Hong Kong Introduces Stablecoin Licensing Regime to Encourage Regulated Growth
Unlike the cautious approach on the mainland, Hong Kong’s regulators are actively developing a robust digital asset ecosystem. Financial Secretary Paul Chan previously remarked that stablecoins offer a new opportunity to promote the use of local currencies in cross-border settlements across Asia, particularly China. He noted that stablecoins could serve as a “cost-effective alternative to traditional financial systems” and reduce dependency on the U.S. dollar.

Beginning August 1, 2025, the Hong Kong Monetary Authority (HKMA) plans to implement a new regulatory framework that mandates all fiat-backed stablecoin issuers and promoters to obtain a license. Only licensed entities will be permitted to legally operate or market such digital assets. According to the draft regulation, the framework covers multi-currency stablecoin issuance, allows the use of public blockchain platforms, and is not limited to local currencies — a globally progressive stance.
Sean Lee, co-founder of digital asset technology firm IDA, noted that while the new rules aim to encourage innovation, they also set a high bar for market entry, particularly favoring business-to-business (B2B) applications over retail use. “Hong Kong is taking a proactive approach to cross-border stablecoins and enterprise-level settlements, although public understanding of these new forms of money remains limited,” Lee said.
A Tale of Two Regulatory Paths
Shenzhen and Hong Kong represent two divergent trajectories — “risk suppression” versus “innovation encouragement” — in the evolving landscape of crypto asset regulation across mainland China and its Special Administrative Region.
On one hand, the frequent occurrence of fraud cases highlights the risks of operating stablecoins in an unregulated environment. A stark example is the “Xinkangjia” platform in Guizhou, which lured 2 million investors under the guise of stablecoin investments, causing losses exceeding 13 billion yuan — a tragedy of regulatory absence.

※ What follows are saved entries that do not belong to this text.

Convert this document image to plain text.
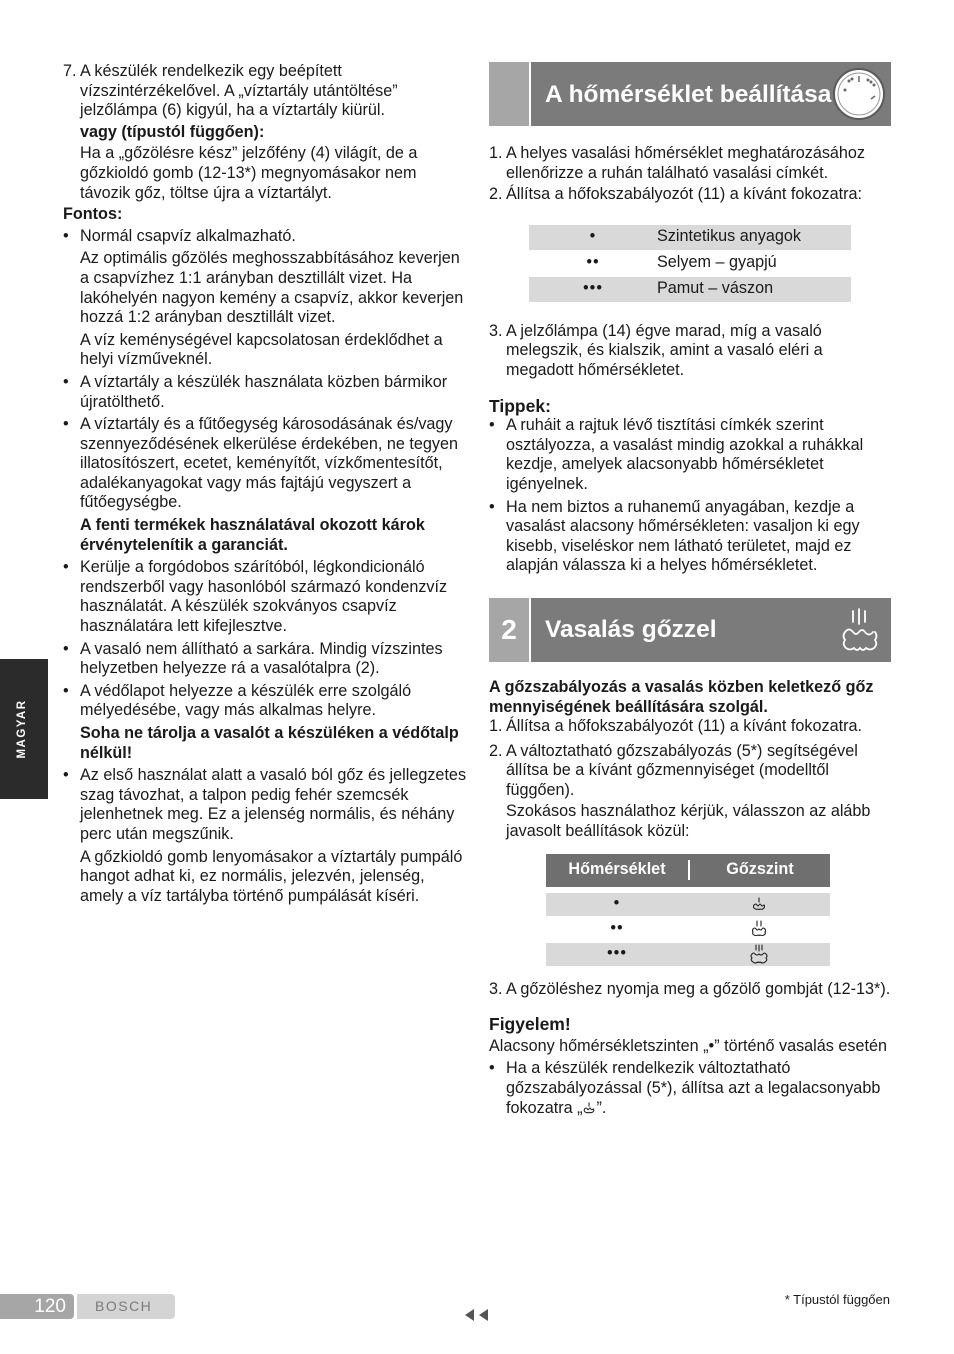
7. A készülék rendelkezik egy beépített vízszintérzékelővel. A „víztartály utántöltése” jelzőlámpa (6) kigyúl, ha a víztartály kiürül.

vagy (típustól függően):

Ha a „gőzölésre kész” jelzőfény (4) világít, de a gőzkioldó gomb (12-13*) megnyomásakor nem távozik gőz, töltse újra a víztartályt.

Fontos:

• Normál csapvíz alkalmazható.

Az optimális gőzölés meghosszabbításához keverjen a csapvízhez 1:1 arányban desztillált vizet. Ha lakóhelyén nagyon kemény a csapvíz, akkor keverjen hozzá 1:2 arányban desztillált vizet.

A víz keménységével kapcsolatosan érdeklődhet a helyi vízműveknél.

• A víztartály a készülék használata közben bármikor újratölthető.

• A víztartály és a fűtőegység károsodásának és/vagy szennyeződésének elkerülése érdekében, ne tegyen illatosítószert, ecetet, keményítőt, vízkőmentesítőt, adalékanyagokat vagy más fajtájú vegyszert a fűtőegységbe.

A fenti termékek használatával okozott károk érvénytelenítik a garanciát.

• Kerülje a forgódobos szárítóból, légkondicionáló rendszerből vagy hasonlóból származó kondenzvíz használatát. A készülék szokványos csapvíz használatára lett kifejlesztve.

• A vasaló nem állítható a sarkára. Mindig vízszintes helyzetben helyezze rá a vasalótalpra (2).

• A védőlapot helyezze a készülék erre szolgáló mélyedésébe, vagy más alkalmas helyre.

Soha ne tárolja a vasalót a készüléken a védőtalp nélkül!

• Az első használat alatt a vasaló ból gőz és jellegzetes szag távozhat, a talpon pedig fehér szemcsék jelenhetnek meg. Ez a jelenség normális, és néhány perc után megszűnik.

A gőzkioldó gomb lenyomásakor a víztartály pumpáló hangot adhat ki, ez normális, jelezvén, jelenség, amely a víz tartályba történő pumpálását kíséri.

A hőmérséklet beállítása
1. A helyes vasalási hőmérséklet meghatározásához ellenőrizze a ruhán található vasalási címkét.

2. Állítsa a hőfokszabályozót (11) a kívánt fokozatra:

•	Szintetikus anyagok
••	Selyem – gyapjú
•••	Pamut – vászon
3. A jelzőlámpa (14) égve marad, míg a vasaló melegszik, és kialszik, amint a vasaló eléri a megadott hőmérsékletet.

Tippek:
• A ruháit a rajtuk lévő tisztítási címkék szerint osztályozza, a vasalást mindig azokkal a ruhákkal kezdje, amelyek alacsonyabb hőmérsékletet igényelnek.

• Ha nem biztos a ruhanemű anyagában, kezdje a vasalást alacsony hőmérsékleten: vasaljon ki egy kisebb, viseléskor nem látható területet, majd ez alapján válassza ki a helyes hőmérsékletet.

2	Vasalás gőzzel

A gőzszabályozás a vasalás közben keletkező gőz mennyiségének beállítására szolgál.

1. Állítsa a hőfokszabályozót (11) a kívánt fokozatra.

2. A változtatható gőzszabályozás (5*) segítségével állítsa be a kívánt gőzmennyiséget (modelltől függően).

Szokásos használathoz kérjük, válasszon az alább javasolt beállítások közül:

Hőmérséklet	Gőzszint
•
••
•••
3. A gőzöléshez nyomja meg a gőzölő gombját (12-13*).

Figyelem!

Alacsony hőmérsékletszinten „•” történő vasalás esetén

• Ha a készülék rendelkezik változtatható gőzszabályozással (5*), állítsa azt a legalacsonyabb fokozatra „ ”.

MAGYAR
120	BOSCH	* Típustól függően
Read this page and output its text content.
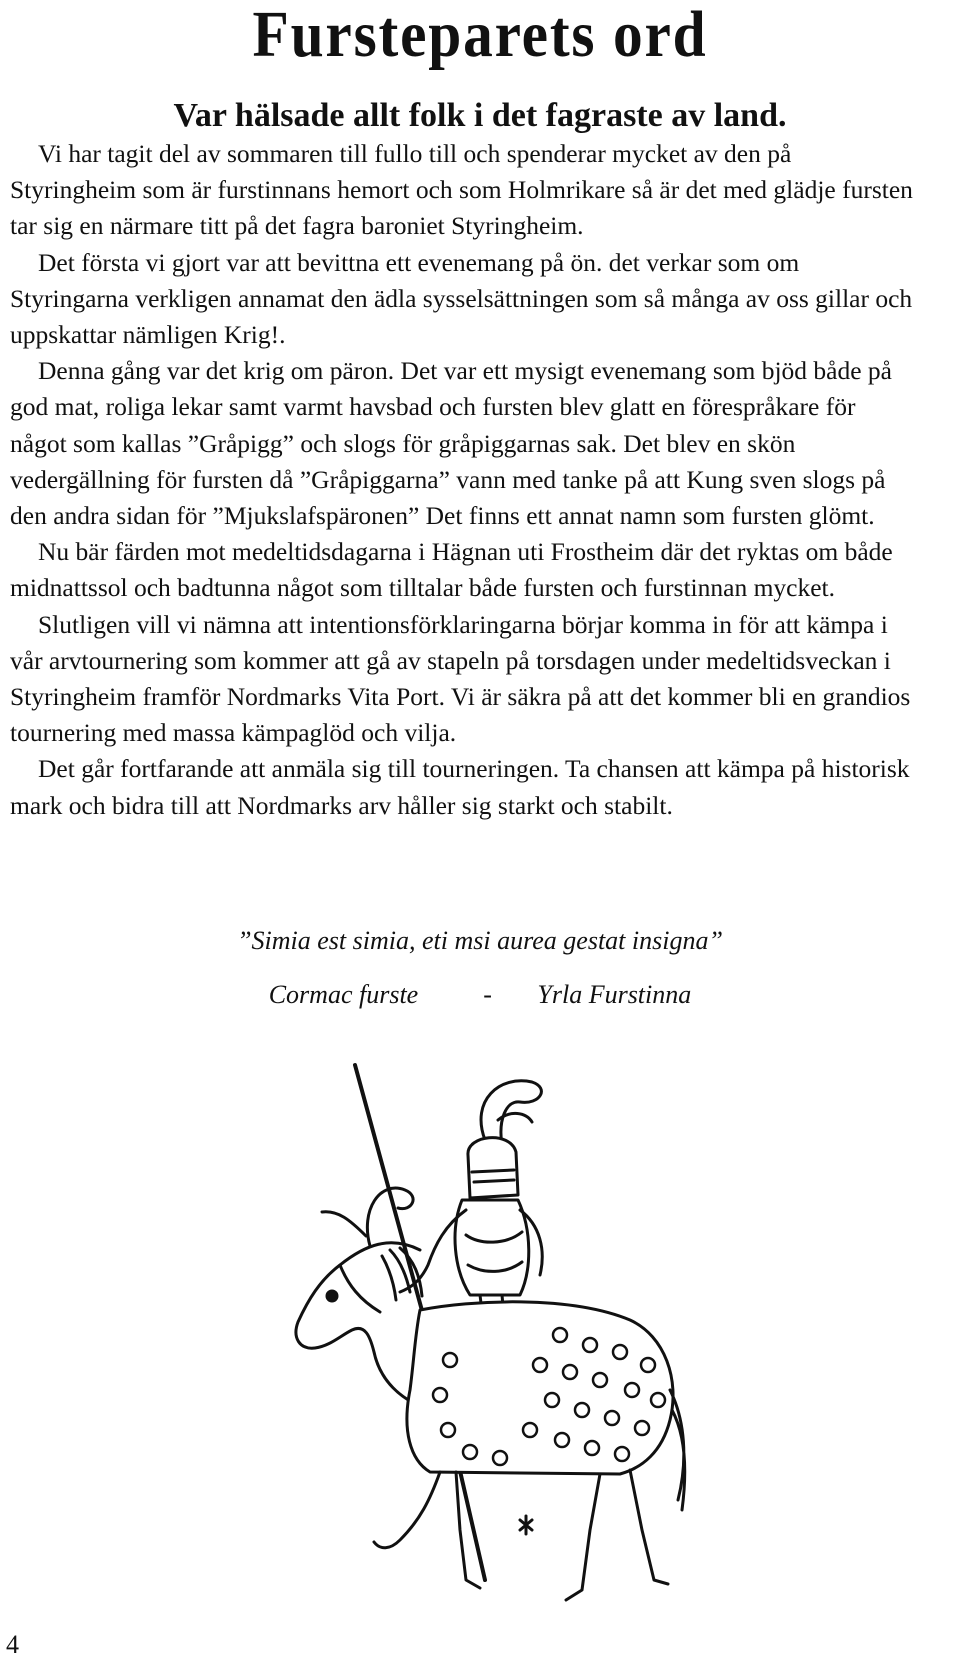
Fursteparets ord
Var hälsade allt folk i det fagraste av land.

Vi har tagit del av sommaren till fullo till och spenderar mycket av den på Styringheim som är furstinnans hemort och som Holmrikare så är det med glädje fursten tar sig en närmare titt på det fagra baroniet Styringheim.

Det första vi gjort var att bevittna ett evenemang på ön. det verkar som om Styringarna verkligen annamat den ädla sysselsättningen som så många av oss gillar och uppskattar nämligen Krig!.

Denna gång var det krig om päron. Det var ett mysigt evenemang som bjöd både på god mat, roliga lekar samt varmt havsbad och fursten blev glatt en förespråkare för något som kallas ”Gråpigg” och slogs för gråpiggarnas sak. Det blev en skön vedergällning för fursten då ”Gråpiggarna” vann med tanke på att Kung sven slogs på den andra sidan för ”Mjukslafspäronen” Det finns ett annat namn som fursten glömt.

Nu bär färden mot medeltidsdagarna i Hägnan uti Frostheim där det ryktas om både midnattssol och badtunna något som tilltalar både fursten och furstinnan mycket.

Slutligen vill vi nämna att intentionsförklaringarna börjar komma in för att kämpa i vår arvtournering som kommer att gå av stapeln på torsdagen under medeltidsveckan i Styringheim framför Nordmarks Vita Port. Vi är säkra på att det kommer bli en grandios tournering med massa kämpaglöd och vilja.

Det går fortfarande att anmäla sig till tourneringen. Ta chansen att kämpa på historisk mark och bidra till att Nordmarks arv håller sig starkt och stabilt.

”Simia est simia, eti msi aurea gestat insigna”
Cormac furste	- Yrla Furstinna
4
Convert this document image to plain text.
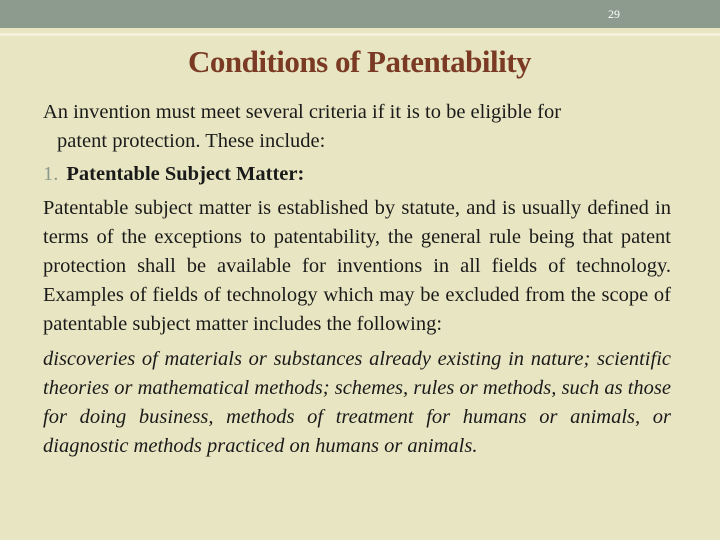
29
Conditions of Patentability
An invention must meet several criteria if it is to be eligible for
patent protection. These include:
1. Patentable Subject Matter:
Patentable subject matter is established by statute, and is usually defined in terms of the exceptions to patentability, the general rule being that patent protection shall be available for inventions in all fields of technology. Examples of fields of technology which may be excluded from the scope of patentable subject matter includes the following:
discoveries of materials or substances already existing in nature; scientific theories or mathematical methods; schemes, rules or methods, such as those for doing business, methods of treatment for humans or animals, or diagnostic methods practiced on humans or animals.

On the other hand, Hong Kong’s institutional approach signals its ambition to become a global crypto-finance hub. With stablecoins’ programmability and efficiency advantages, more companies are exploring their use in cross-border payments and corporate finance — particularly as the decoupling of U.S.-China financial systems intensifies. In this context, tools like China’s digital yuan and regulated stablecoins are increasingly seen as ways to reduce systemic risk.
As a bridge between crypto assets and traditional finance, stablecoins present both promise and peril. Establishing a transparent, effective regulatory framework — while cracking down on scams and protecting consumers — is key to guiding stablecoins toward responsible growth. The contrasting strategies of Shenzhen and Hong Kong may offer valuable insights for the global governance of digital assets.